Here is my toy data, I want to calculate diff_var4.

df <- tibble::tribble(
  ~var1, ~var2, ~var3, ~var4, ~diff_var4,
     1L,    1L,    1L,    2L,         NA,
     1L,    1L,    1L,    2L,         NA,
     1L,    2L,    1L,    2L,         0L,
     1L,    2L,    1L,    2L,         0L,
     1L,    4L,    1L,    2L,         0L,
     1L,    5L,    1L,    2L,         0L,
     1L,    6L,    2L,    8L,         6L,
     1L,    6L,    2L,    8L,         6L,
     2L,    4L,    1L,    5L,         NA,
     2L,    5L,    1L,    5L,         0L,
     2L,    5L,    1L,    5L,         0L,
     2L,    6L,    2L,    8L,         3L,
     2L,    6L,    2L,    8L,         3L)

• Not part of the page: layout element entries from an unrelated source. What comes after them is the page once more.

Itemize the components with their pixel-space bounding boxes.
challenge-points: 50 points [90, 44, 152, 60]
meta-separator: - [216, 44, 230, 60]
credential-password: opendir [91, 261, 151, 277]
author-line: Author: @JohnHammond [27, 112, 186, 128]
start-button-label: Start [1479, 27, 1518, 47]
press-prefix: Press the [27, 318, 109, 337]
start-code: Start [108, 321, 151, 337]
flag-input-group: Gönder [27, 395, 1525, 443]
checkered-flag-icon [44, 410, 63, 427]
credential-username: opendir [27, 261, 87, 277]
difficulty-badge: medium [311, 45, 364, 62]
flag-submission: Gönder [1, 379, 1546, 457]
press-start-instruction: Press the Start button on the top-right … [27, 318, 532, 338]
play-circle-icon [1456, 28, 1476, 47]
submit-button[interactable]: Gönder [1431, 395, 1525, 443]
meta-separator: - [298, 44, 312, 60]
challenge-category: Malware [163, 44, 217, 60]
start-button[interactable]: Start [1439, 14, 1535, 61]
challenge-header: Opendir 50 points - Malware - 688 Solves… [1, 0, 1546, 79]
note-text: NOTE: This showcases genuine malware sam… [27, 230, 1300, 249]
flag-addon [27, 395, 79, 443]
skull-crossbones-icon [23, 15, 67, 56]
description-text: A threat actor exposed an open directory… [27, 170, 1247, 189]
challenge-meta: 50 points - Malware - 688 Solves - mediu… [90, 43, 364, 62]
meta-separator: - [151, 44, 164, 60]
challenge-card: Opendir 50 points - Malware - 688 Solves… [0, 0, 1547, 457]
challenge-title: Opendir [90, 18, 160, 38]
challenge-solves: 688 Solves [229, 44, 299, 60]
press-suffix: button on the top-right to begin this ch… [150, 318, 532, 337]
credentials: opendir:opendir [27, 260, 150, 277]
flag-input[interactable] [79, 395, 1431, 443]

var1 to var4 are input and I need to calculate diff_var4 so that

condition 1: for every var1, if var3 is 1 and var2 is min var2, then diff_var4 is var4 - previous(var4) for the number of observations for which the var2 remains the same.

condition 2: for every var1, if var3 changes, then diff_var4 is var4 - previous(var4) for the number of observations for which the var2 remains the same.

I started with

df %>% group_by(var1) %>% 
  mutate(diff_var4 = var4-lag(var4))

but can't get the desired diff_var4 with NA in the 2nd row, 6 in the 8th row, and 3 in the last row!

How can I calculate diff_var4, preferably with tidyverse solution?

1

1 Answers

0
votes

The following has solved the problem:

df %>% group_by(var1) %>% 
  mutate(diff_var4 = var4-lag(var4)) %>%
  group_by(var1, var2) %>% 
  mutate(diff_var4 = max(diff_var4))

Still open to other solutions, if you have any.